Отто отодвинул женщину от прибора, приподняв вместе со стулом, и приник сам, тоже слился надолго. Нет, скинул еще очки, они мешали. Потом он встал и стоял удрученно без слов, только таращился близоруко. Вилли следом нагнулся и, глядя в окуляр, языком сокрушенно цокал, ухмылка при этом блуждала в усах. И я тоже посмотрел, и на прибор со злостью махнул, будто в приборе дело было.

А Грета все сидела, отвернувшись к стене. И вдруг вскочила, с искаженным лицом стала Вилли в грудь колотить, вспомнив ласку. А может, стекло бракованное или всё сразу, очень уж она отчаянно. Вилли терпел, кулачки ее в воздухе лениво ловил и опять ухмылялся. Не иначе, ухмылка была к нему приклеена.

3

И за столом потом весь вечер ни слова. При этом мы обходительны были и друг за другом даже ухаживали, спеша скорей тарелку передать или вовремя хлебницу с солонкой придвинуть. И Грете вместе все старались угодить, а она за нами сразу за всеми присматривала. Только молча это всё и мимо куда-то глядя. И в тишине посуда звенела, и помимо воли кое у кого животы урчали не в унисон довольно. И долго мы так в любезности взаимной, пока Отто не потянулся с солонкой к тарелке Вилли:

– Поухаживаю, вы не против?

– Сделайте одолжение, – чинно кивнул Вилли.

Отто стал трясти солонкой, тряс всё и тряс, но Вилли доверчиво оставался в рамках этикета:

– Достаточно, благодарю. Ну, много уже, пожалуй. Да слишком даже, куда вы столько?

Отто в лицо ему рявкнул:

– А туда, куда и ты! Бракодел усатый! Как ты! Вот так! – И он показал – как, свинтив крышку и до конца опорожнив солонку перед носом Вилли. – Кадмий свой в шихту! Сыпал и пересыпал, гад! И стекло с пузырями! С шампанским вдруг! Что за праздник у нас, Вилли?
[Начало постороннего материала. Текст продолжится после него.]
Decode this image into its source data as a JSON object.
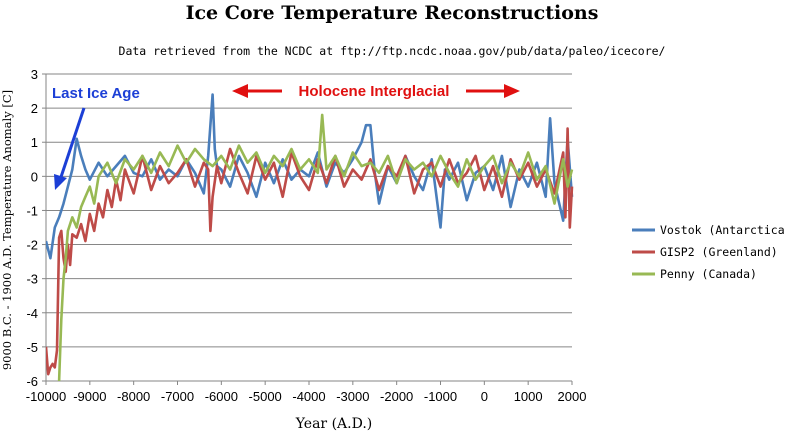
{
  "chart_data": {
    "type": "line",
    "title": "Ice Core Temperature Reconstructions",
    "subtitle": "Data retrieved from the NCDC at ftp://ftp.ncdc.noaa.gov/pub/data/paleo/icecore/",
    "xlabel": "Year (A.D.)",
    "ylabel": "9000 B.C. - 1900 A.D. Temperature Anomaly [C]",
    "xlim": [
      -10000,
      2000
    ],
    "ylim": [
      -6,
      3
    ],
    "xticks": [
      -10000,
      -9000,
      -8000,
      -7000,
      -6000,
      -5000,
      -4000,
      -3000,
      -2000,
      -1000,
      0,
      1000,
      2000
    ],
    "yticks": [
      3,
      2,
      1,
      0,
      -1,
      -2,
      -3,
      -4,
      -5,
      -6
    ],
    "legend_position": "right",
    "annotations": {
      "last_ice_age": "Last Ice Age",
      "holocene": "Holocene Interglacial"
    },
    "series": [
      {
        "name": "Vostok (Antarctica)",
        "color": "#4a7ebb",
        "x": [
          -10000,
          -9900,
          -9800,
          -9700,
          -9600,
          -9500,
          -9400,
          -9300,
          -9200,
          -9100,
          -9000,
          -8800,
          -8600,
          -8400,
          -8200,
          -8000,
          -7800,
          -7600,
          -7400,
          -7200,
          -7000,
          -6800,
          -6600,
          -6400,
          -6300,
          -6200,
          -6150,
          -6100,
          -6000,
          -5800,
          -5600,
          -5400,
          -5200,
          -5000,
          -4800,
          -4600,
          -4400,
          -4200,
          -4000,
          -3800,
          -3600,
          -3400,
          -3200,
          -3000,
          -2800,
          -2700,
          -2600,
          -2500,
          -2400,
          -2200,
          -2000,
          -1800,
          -1600,
          -1400,
          -1200,
          -1000,
          -900,
          -800,
          -600,
          -400,
          -200,
          0,
          200,
          400,
          600,
          800,
          1000,
          1200,
          1400,
          1500,
          1600,
          1800,
          1900,
          2000
        ],
        "values": [
          -1.9,
          -2.4,
          -1.5,
          -1.2,
          -0.8,
          -0.3,
          0.2,
          1.1,
          0.6,
          0.2,
          -0.1,
          0.4,
          0.0,
          0.3,
          0.6,
          0.1,
          0.0,
          0.5,
          -0.1,
          0.2,
          0.0,
          0.5,
          0.1,
          -0.5,
          0.6,
          2.4,
          0.8,
          0.3,
          0.2,
          -0.3,
          0.6,
          0.1,
          -0.6,
          0.4,
          -0.2,
          0.5,
          -0.1,
          0.2,
          0.0,
          0.7,
          -0.3,
          0.4,
          0.1,
          0.5,
          1.0,
          1.5,
          1.5,
          0.1,
          -0.8,
          0.3,
          -0.2,
          0.6,
          0.0,
          -0.4,
          0.5,
          -1.5,
          0.2,
          -0.1,
          0.4,
          -0.7,
          0.1,
          0.3,
          -0.4,
          0.6,
          -0.9,
          0.2,
          -0.3,
          0.4,
          -0.6,
          1.7,
          -0.2,
          -1.3,
          1.1,
          -0.6
        ]
      },
      {
        "name": "GISP2 (Greenland)",
        "color": "#be4b48",
        "x": [
          -10000,
          -9950,
          -9900,
          -9850,
          -9800,
          -9750,
          -9700,
          -9650,
          -9600,
          -9550,
          -9500,
          -9450,
          -9400,
          -9300,
          -9200,
          -9100,
          -9000,
          -8900,
          -8800,
          -8700,
          -8600,
          -8500,
          -8400,
          -8300,
          -8200,
          -8000,
          -7800,
          -7600,
          -7400,
          -7200,
          -7000,
          -6800,
          -6600,
          -6400,
          -6300,
          -6250,
          -6200,
          -6100,
          -6000,
          -5800,
          -5600,
          -5400,
          -5200,
          -5000,
          -4800,
          -4600,
          -4400,
          -4200,
          -4000,
          -3800,
          -3600,
          -3400,
          -3200,
          -3000,
          -2800,
          -2600,
          -2400,
          -2200,
          -2000,
          -1800,
          -1600,
          -1400,
          -1200,
          -1000,
          -800,
          -600,
          -400,
          -200,
          0,
          200,
          400,
          600,
          800,
          1000,
          1200,
          1400,
          1600,
          1800,
          1850,
          1900,
          1950,
          2000
        ],
        "values": [
          -5.0,
          -5.8,
          -5.6,
          -5.5,
          -5.6,
          -5.1,
          -1.8,
          -1.6,
          -2.4,
          -2.8,
          -2.0,
          -2.6,
          -1.7,
          -1.8,
          -1.4,
          -1.9,
          -1.1,
          -1.6,
          -0.8,
          -1.2,
          -0.4,
          -0.9,
          -0.1,
          -0.7,
          0.2,
          -0.5,
          0.6,
          -0.4,
          0.3,
          -0.2,
          0.1,
          0.5,
          -0.3,
          0.4,
          0.2,
          -1.6,
          -0.6,
          0.3,
          -0.2,
          0.8,
          0.1,
          -0.5,
          0.6,
          -0.1,
          0.4,
          -0.6,
          0.7,
          0.0,
          -0.4,
          0.5,
          -0.2,
          0.6,
          -0.3,
          0.2,
          -0.1,
          0.5,
          -0.4,
          0.3,
          0.0,
          0.6,
          -0.5,
          0.2,
          0.4,
          -0.3,
          0.5,
          -0.2,
          0.1,
          0.6,
          -0.4,
          0.3,
          -0.6,
          0.5,
          -0.1,
          0.4,
          -0.3,
          0.2,
          -0.5,
          0.7,
          -1.2,
          1.4,
          -1.5,
          -0.3
        ]
      },
      {
        "name": "Penny (Canada)",
        "color": "#98b954",
        "x": [
          -9700,
          -9650,
          -9600,
          -9550,
          -9500,
          -9400,
          -9300,
          -9200,
          -9100,
          -9000,
          -8900,
          -8800,
          -8600,
          -8400,
          -8200,
          -8000,
          -7800,
          -7600,
          -7400,
          -7200,
          -7000,
          -6800,
          -6600,
          -6400,
          -6200,
          -6000,
          -5800,
          -5600,
          -5400,
          -5200,
          -5000,
          -4800,
          -4600,
          -4400,
          -4200,
          -4000,
          -3800,
          -3700,
          -3600,
          -3400,
          -3200,
          -3000,
          -2800,
          -2600,
          -2400,
          -2200,
          -2000,
          -1800,
          -1600,
          -1400,
          -1200,
          -1000,
          -800,
          -600,
          -400,
          -200,
          0,
          200,
          400,
          600,
          800,
          1000,
          1200,
          1400,
          1600,
          1800,
          1900,
          2000
        ],
        "values": [
          -6.0,
          -4.2,
          -3.0,
          -2.4,
          -1.6,
          -1.2,
          -1.5,
          -0.9,
          -0.6,
          -0.3,
          -0.8,
          0.0,
          0.4,
          -0.2,
          0.5,
          0.2,
          0.6,
          0.1,
          0.7,
          0.3,
          0.9,
          0.4,
          0.8,
          0.5,
          0.3,
          0.6,
          0.2,
          0.9,
          0.4,
          0.7,
          0.1,
          0.6,
          0.3,
          0.8,
          0.2,
          0.5,
          0.1,
          1.8,
          0.2,
          0.6,
          0.0,
          0.7,
          0.3,
          0.4,
          0.1,
          0.6,
          -0.2,
          0.5,
          0.2,
          0.4,
          0.0,
          0.6,
          0.1,
          -0.3,
          0.5,
          -0.1,
          0.3,
          0.6,
          -0.2,
          0.4,
          0.0,
          0.7,
          -0.1,
          0.3,
          -0.8,
          0.5,
          -0.3,
          0.2
        ]
      }
    ]
  },
  "colors": {
    "annotation_blue": "#1c3fd6",
    "annotation_red": "#e01010",
    "grid": "#868686",
    "axis": "#868686"
  }
}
Святого Йоргена?

– Святого Вилли! – рассмеялась Грета.

И в голос сразу все закричали, кто за столом был, и я первый, будто и ждал только:

– Цинк! Там цинк еще! Муть еще эта в сердцевине от цинка! Кто цинк забрасывал, кто?

И Грета, само собой, позлорадствовала, в стороне не осталась:

– Пузыри пузырями, так мутное еще! С ума, что ли, сошли?

Вилли, посидев с ухмылкой своей непрошибаемой, тоже уже кричал, присоединившись:

– Да все вообще мутное, все! Мы мутные! Чего мы здесь, зачем? Неделю жилы рвем! Что происходит?

Отто тут же властным жестом все и остановил, что сам затеял, уже не рад был. И даже вдруг обиделся он, так показалось.

– А что происходит? Ну, ошибки, да, так не бутылки же, оптическое стекло варим, к чему истерики? И с хитрыми еще присыпками стекло, то пробуем, другое… – Он пожал плечами. – А вообще, мы это уже всё проходили в Йене, если кто запамятовал. Тоже сначала ни шатко ни валко, а потом? Триумф! Ну, это я для паникеров, – усмехнулся Отто. И уже очками зловеще засверкал, становясь опять Отто, и мы притихли сразу под его острыми взглядами. – Впрочем, плохую работу не стоит списывать на наши опыты, не так ли, коллеги? Путать одно с другим? Я о санкциях, как вы догадались. Увы, будут самые беспощадные, предупреждаю. Ну-ка, Ханс, принесите бумаги, посмотрим по сетке, что же мы там не так!

А меня уже за столом не было, вернее, я уже входил с бумагами, научившись угадывать желания.

– Кстати, Ханс, не ожидал, что вы такая истеричка, – сказал Отто.